Она закрыла глаза и расслабилась, позволяя разуму очиститься, позволяя ему выйти за рамки сознания и физических ограничений, что позволит ей покинуть материальный мир. Было такое чувство, как будто она скатывается в бассейн с теплой водой. Когда она открыла глаза, она была в гломе, в мире сумерек и призраков, фантома и миража.
Блисс осторожно пошла через пустой пейзаж. Мир глома имел несколько иной оттенок, чем она помнила. Она не знала, было ли это, потому что она больше не была вампиром, в первый раз, она почувствовала себя одинокой и уязвимой.
Вдруг свет в гломе, яркий, как прожектор, светил на нее. Она съежилась от его блеска, прикрывая глаза. Сначала она увидела мальчика перед собой. Он был темноволосый и красивый, с высоким лбом, сильной челюстью, с ожесточенным и благородным обликом, но лицо его было мучительным. Он смотрел на нее, а она смотрела на него.
«Кто ты?»
Блисс не была уверена кто говорил, он или она, но было ясно, что у обоих был тот же вопрос на уме. Она видела его взгляд, который задержался на камне на ее шее, его глаза расширялись, она подняла руку, чтобы скрыть его, и прежде, чем она поняла, что происходит.
Она была брошена обратно, и, когда она пришла в себя, она увидела, что она где — то в другом месте. Мясная лавка. Она видела мясо висящие на крючках, белую бумагу, кровавые черенки. Тогда волк вышел из темноты. Серебряный волк с плоскими желтыми глазами.
Это был цербер, она была уверена в этом.
Он прыгнул на нее, и Блисс чувствовала, как ее выталкивают из глома обратно в реальный мир, дрожь и она изо всех сил пытается дышать.
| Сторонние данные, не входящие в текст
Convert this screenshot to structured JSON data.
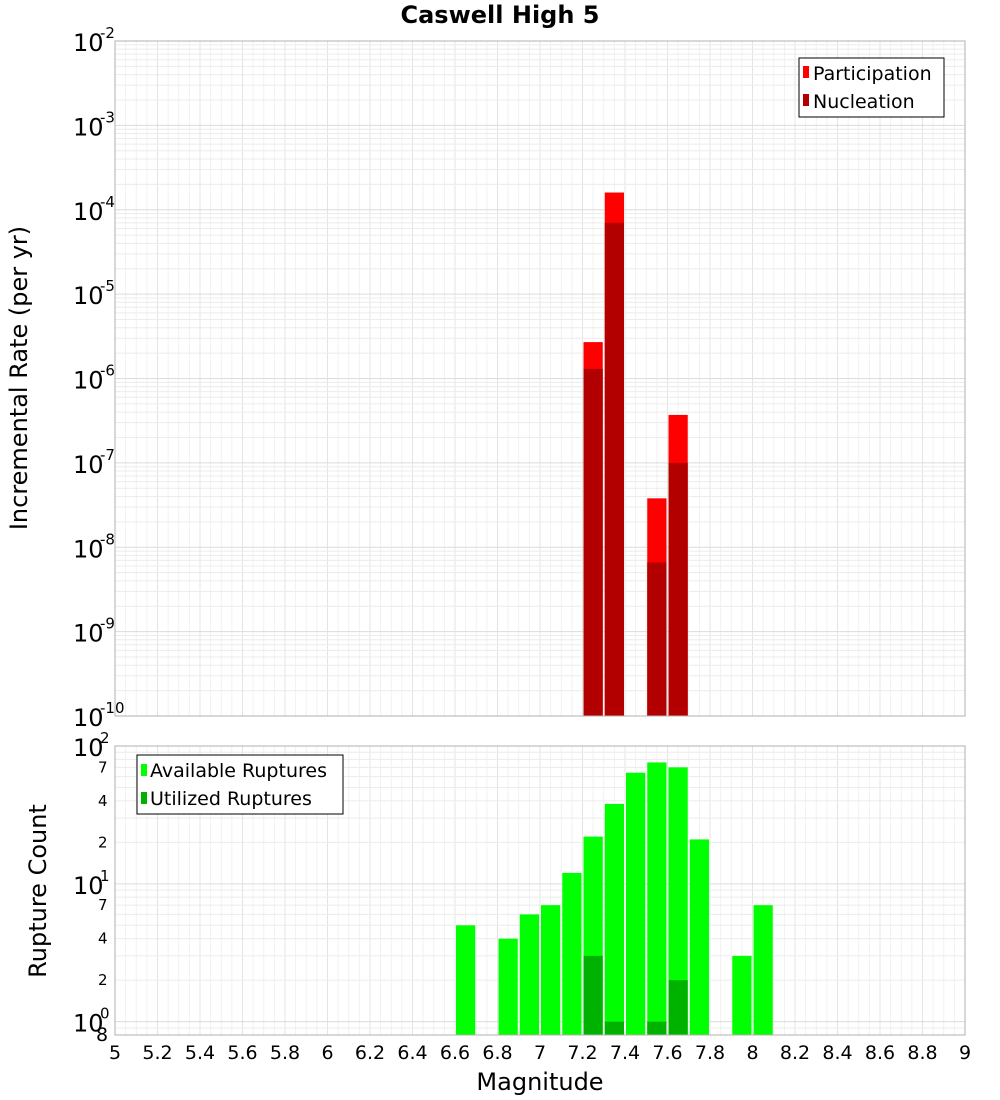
{
  "chart_data": [
    {
      "type": "bar",
      "scale": "log",
      "title": "Caswell High 5",
      "xlabel": "",
      "ylabel": "Incremental Rate (per yr)",
      "xlim": [
        5,
        9
      ],
      "ylim": [
        1e-10,
        0.01
      ],
      "y_ticks": [
        {
          "base": "10",
          "exp": "-2",
          "value": 0.01
        },
        {
          "base": "10",
          "exp": "-3",
          "value": 0.001
        },
        {
          "base": "10",
          "exp": "-4",
          "value": 0.0001
        },
        {
          "base": "10",
          "exp": "-5",
          "value": 1e-05
        },
        {
          "base": "10",
          "exp": "-6",
          "value": 1e-06
        },
        {
          "base": "10",
          "exp": "-7",
          "value": 1e-07
        },
        {
          "base": "10",
          "exp": "-8",
          "value": 1e-08
        },
        {
          "base": "10",
          "exp": "-9",
          "value": 1e-09
        },
        {
          "base": "10",
          "exp": "-10",
          "value": 1e-10
        }
      ],
      "legend": {
        "position": "top-right",
        "entries": [
          "Participation",
          "Nucleation"
        ]
      },
      "colors": {
        "Participation": "#ff0000",
        "Nucleation": "#b20000"
      },
      "bin_width": 0.1,
      "x": [
        7.25,
        7.35,
        7.55,
        7.65
      ],
      "series": [
        {
          "name": "Participation",
          "values": [
            2.7e-06,
            0.00016,
            3.8e-08,
            3.7e-07
          ]
        },
        {
          "name": "Nucleation",
          "values": [
            1.3e-06,
            7e-05,
            6.6e-09,
            1e-07
          ]
        }
      ]
    },
    {
      "type": "bar",
      "scale": "log",
      "xlabel": "Magnitude",
      "ylabel": "Rupture Count",
      "xlim": [
        5,
        9
      ],
      "ylim": [
        0.8,
        100
      ],
      "x_ticks": [
        "5",
        "5.2",
        "5.4",
        "5.6",
        "5.8",
        "6",
        "6.2",
        "6.4",
        "6.6",
        "6.8",
        "7",
        "7.2",
        "7.4",
        "7.6",
        "7.8",
        "8",
        "8.2",
        "8.4",
        "8.6",
        "8.8",
        "9"
      ],
      "y_major_ticks": [
        {
          "base": "10",
          "exp": "2",
          "value": 100
        },
        {
          "base": "10",
          "exp": "1",
          "value": 10
        },
        {
          "base": "10",
          "exp": "0",
          "value": 1
        }
      ],
      "y_minor_ticks": [
        {
          "label": "7",
          "value": 70
        },
        {
          "label": "4",
          "value": 40
        },
        {
          "label": "2",
          "value": 20
        },
        {
          "label": "7",
          "value": 7
        },
        {
          "label": "4",
          "value": 4
        },
        {
          "label": "2",
          "value": 2
        },
        {
          "label": "8",
          "value": 0.8
        }
      ],
      "legend": {
        "position": "top-left",
        "entries": [
          "Available Ruptures",
          "Utilized Ruptures"
        ]
      },
      "colors": {
        "Available Ruptures": "#00ff00",
        "Utilized Ruptures": "#00b200"
      },
      "bin_width": 0.1,
      "x": [
        6.65,
        6.85,
        6.95,
        7.05,
        7.15,
        7.25,
        7.35,
        7.45,
        7.55,
        7.65,
        7.75,
        7.95,
        8.05
      ],
      "series": [
        {
          "name": "Available Ruptures",
          "values": [
            5,
            4,
            6,
            7,
            12,
            22,
            38,
            64,
            76,
            70,
            21,
            3,
            7
          ]
        },
        {
          "name": "Utilized Ruptures",
          "values": [
            null,
            null,
            null,
            null,
            null,
            3,
            1,
            null,
            1,
            2,
            null,
            null,
            null
          ]
        }
      ]
    }
  ]
}
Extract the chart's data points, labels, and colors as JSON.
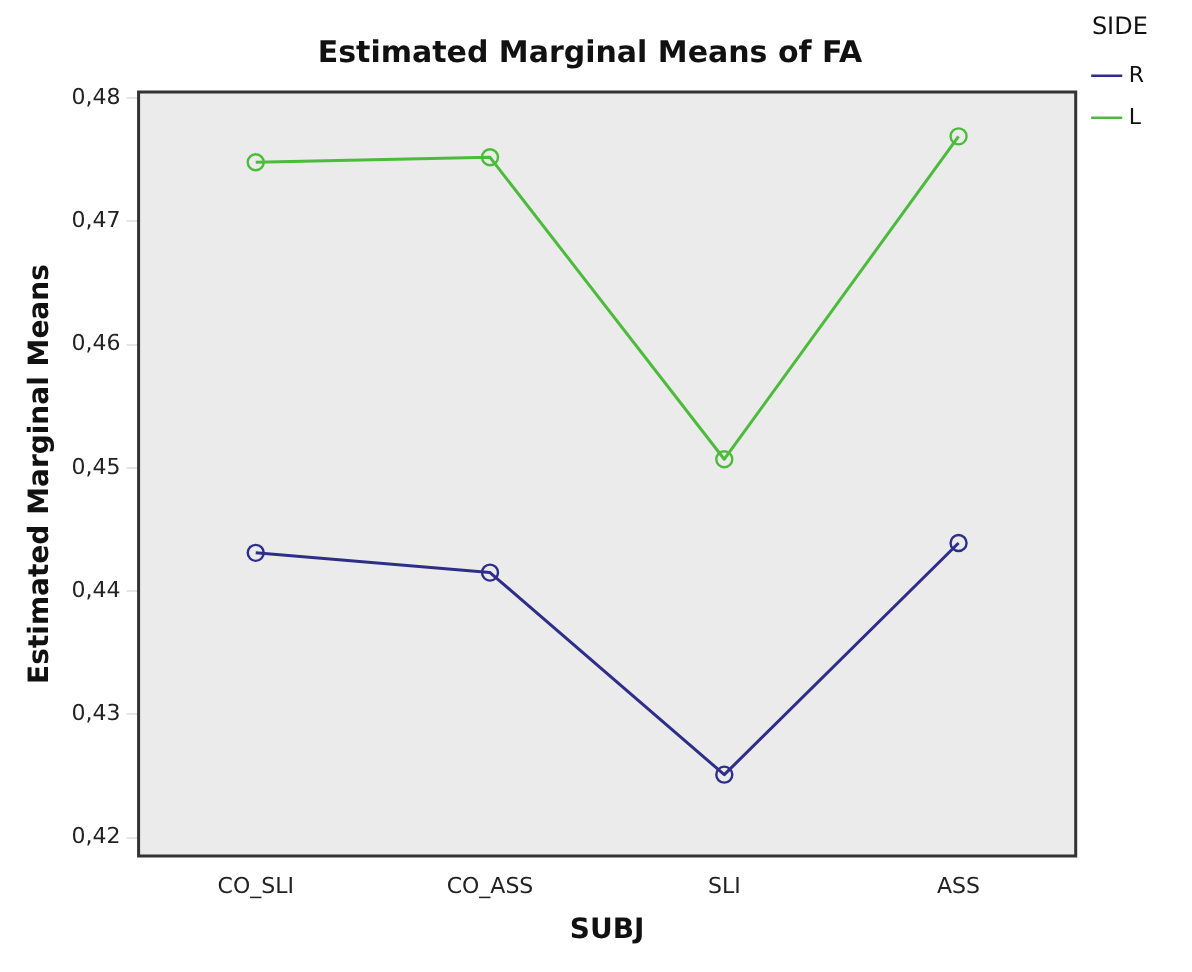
{
  "chart_data": {
    "type": "line",
    "title": "Estimated Marginal Means of FA",
    "xlabel": "SUBJ",
    "ylabel": "Estimated Marginal Means",
    "legend_title": "SIDE",
    "categories": [
      "CO_SLI",
      "CO_ASS",
      "SLI",
      "ASS"
    ],
    "series": [
      {
        "name": "R",
        "color": "#2e2e8a",
        "values": [
          0.4431,
          0.4415,
          0.4251,
          0.4439
        ]
      },
      {
        "name": "L",
        "color": "#4cbb3c",
        "values": [
          0.4748,
          0.4752,
          0.4507,
          0.4769
        ]
      }
    ],
    "ylim": [
      0.4185,
      0.4805
    ],
    "yticks": [
      {
        "value": 0.42,
        "label": "0,42"
      },
      {
        "value": 0.43,
        "label": "0,43"
      },
      {
        "value": 0.44,
        "label": "0,44"
      },
      {
        "value": 0.45,
        "label": "0,45"
      },
      {
        "value": 0.46,
        "label": "0,46"
      },
      {
        "value": 0.47,
        "label": "0,47"
      },
      {
        "value": 0.48,
        "label": "0,48"
      }
    ],
    "grid": false,
    "legend": "top right",
    "marker": "circle",
    "line_style": "solid"
  }
}
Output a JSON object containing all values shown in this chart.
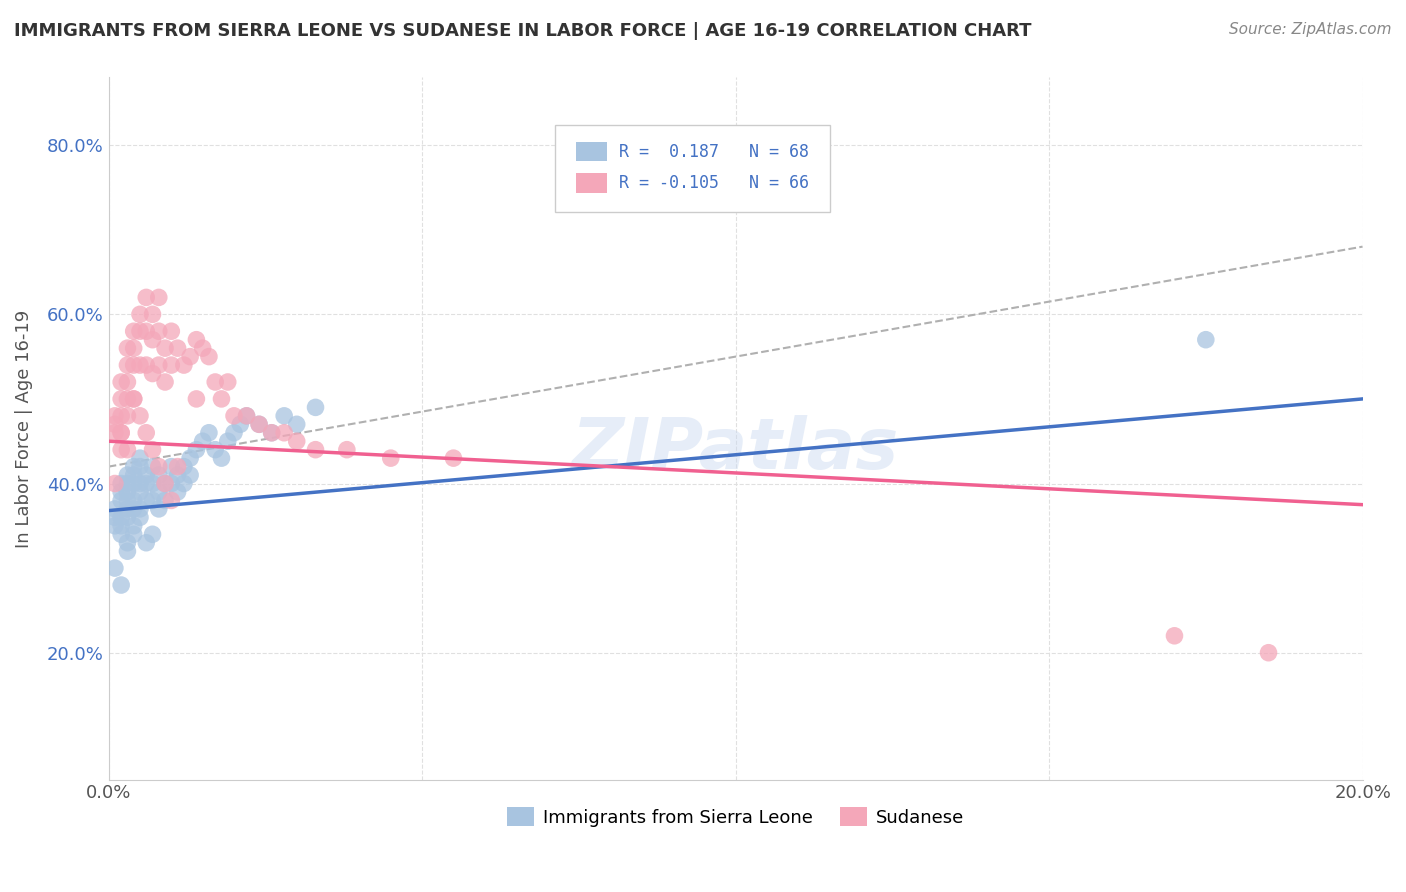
{
  "title": "IMMIGRANTS FROM SIERRA LEONE VS SUDANESE IN LABOR FORCE | AGE 16-19 CORRELATION CHART",
  "source": "Source: ZipAtlas.com",
  "ylabel": "In Labor Force | Age 16-19",
  "xlim": [
    0.0,
    0.2
  ],
  "ylim": [
    0.05,
    0.88
  ],
  "yticks": [
    0.2,
    0.4,
    0.6,
    0.8
  ],
  "yticklabels": [
    "20.0%",
    "40.0%",
    "60.0%",
    "80.0%"
  ],
  "xtick_positions": [
    0.0,
    0.05,
    0.1,
    0.15,
    0.2
  ],
  "xticklabels": [
    "0.0%",
    "",
    "",
    "",
    "20.0%"
  ],
  "legend_labels": [
    "Immigrants from Sierra Leone",
    "Sudanese"
  ],
  "sierra_leone_color": "#a8c4e0",
  "sudanese_color": "#f4a7b9",
  "sierra_leone_line_color": "#4472c4",
  "sudanese_line_color": "#f06090",
  "ref_line_color": "#b0b0b0",
  "legend_text_color": "#4472c4",
  "background_color": "#ffffff",
  "grid_color": "#e0e0e0",
  "sl_trend": [
    0.0,
    0.2,
    0.368,
    0.5
  ],
  "su_trend": [
    0.0,
    0.2,
    0.45,
    0.375
  ],
  "ref_line": [
    0.0,
    0.2,
    0.42,
    0.68
  ],
  "sierra_leone_x": [
    0.001,
    0.001,
    0.001,
    0.002,
    0.002,
    0.002,
    0.002,
    0.002,
    0.002,
    0.003,
    0.003,
    0.003,
    0.003,
    0.003,
    0.003,
    0.004,
    0.004,
    0.004,
    0.004,
    0.004,
    0.005,
    0.005,
    0.005,
    0.005,
    0.005,
    0.006,
    0.006,
    0.006,
    0.007,
    0.007,
    0.007,
    0.008,
    0.008,
    0.008,
    0.009,
    0.009,
    0.01,
    0.01,
    0.011,
    0.011,
    0.012,
    0.012,
    0.013,
    0.013,
    0.014,
    0.015,
    0.016,
    0.017,
    0.018,
    0.019,
    0.02,
    0.021,
    0.022,
    0.024,
    0.026,
    0.028,
    0.03,
    0.033,
    0.001,
    0.002,
    0.003,
    0.003,
    0.004,
    0.004,
    0.005,
    0.006,
    0.007,
    0.175
  ],
  "sierra_leone_y": [
    0.37,
    0.36,
    0.35,
    0.4,
    0.39,
    0.38,
    0.36,
    0.35,
    0.34,
    0.41,
    0.4,
    0.39,
    0.38,
    0.37,
    0.36,
    0.42,
    0.41,
    0.4,
    0.38,
    0.37,
    0.43,
    0.42,
    0.4,
    0.39,
    0.37,
    0.41,
    0.4,
    0.38,
    0.42,
    0.4,
    0.38,
    0.41,
    0.39,
    0.37,
    0.4,
    0.38,
    0.42,
    0.4,
    0.41,
    0.39,
    0.42,
    0.4,
    0.43,
    0.41,
    0.44,
    0.45,
    0.46,
    0.44,
    0.43,
    0.45,
    0.46,
    0.47,
    0.48,
    0.47,
    0.46,
    0.48,
    0.47,
    0.49,
    0.3,
    0.28,
    0.32,
    0.33,
    0.34,
    0.35,
    0.36,
    0.33,
    0.34,
    0.57
  ],
  "sudanese_x": [
    0.001,
    0.001,
    0.001,
    0.002,
    0.002,
    0.002,
    0.002,
    0.003,
    0.003,
    0.003,
    0.003,
    0.004,
    0.004,
    0.004,
    0.004,
    0.005,
    0.005,
    0.005,
    0.006,
    0.006,
    0.006,
    0.007,
    0.007,
    0.007,
    0.008,
    0.008,
    0.008,
    0.009,
    0.009,
    0.01,
    0.01,
    0.011,
    0.012,
    0.013,
    0.014,
    0.015,
    0.016,
    0.017,
    0.018,
    0.019,
    0.02,
    0.022,
    0.024,
    0.026,
    0.028,
    0.03,
    0.033,
    0.038,
    0.045,
    0.055,
    0.001,
    0.002,
    0.002,
    0.003,
    0.003,
    0.004,
    0.005,
    0.006,
    0.007,
    0.008,
    0.009,
    0.01,
    0.011,
    0.014,
    0.17,
    0.185
  ],
  "sudanese_y": [
    0.48,
    0.47,
    0.46,
    0.52,
    0.5,
    0.48,
    0.46,
    0.56,
    0.54,
    0.52,
    0.5,
    0.58,
    0.56,
    0.54,
    0.5,
    0.6,
    0.58,
    0.54,
    0.62,
    0.58,
    0.54,
    0.6,
    0.57,
    0.53,
    0.62,
    0.58,
    0.54,
    0.56,
    0.52,
    0.58,
    0.54,
    0.56,
    0.54,
    0.55,
    0.57,
    0.56,
    0.55,
    0.52,
    0.5,
    0.52,
    0.48,
    0.48,
    0.47,
    0.46,
    0.46,
    0.45,
    0.44,
    0.44,
    0.43,
    0.43,
    0.4,
    0.44,
    0.46,
    0.48,
    0.44,
    0.5,
    0.48,
    0.46,
    0.44,
    0.42,
    0.4,
    0.38,
    0.42,
    0.5,
    0.22,
    0.2
  ]
}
Она все еще была на стоянке мотеля; дальше рядом с ней семья разгружала багаж из минивэна.
Кто был этот мальчик? Что это был за свет? Нет времени думать об этом сейчас. Глом дал ей ответ, который ей необходим. Он показал ей собак ада. Она увидела адрес мясной лавки на бумажном пакете. Она пойдет туда немедленно, чтобы найти собак. Она будет следовать этому, куда бы он не привел. И если она обнаружит Ад, ничего, она уже была там однажды.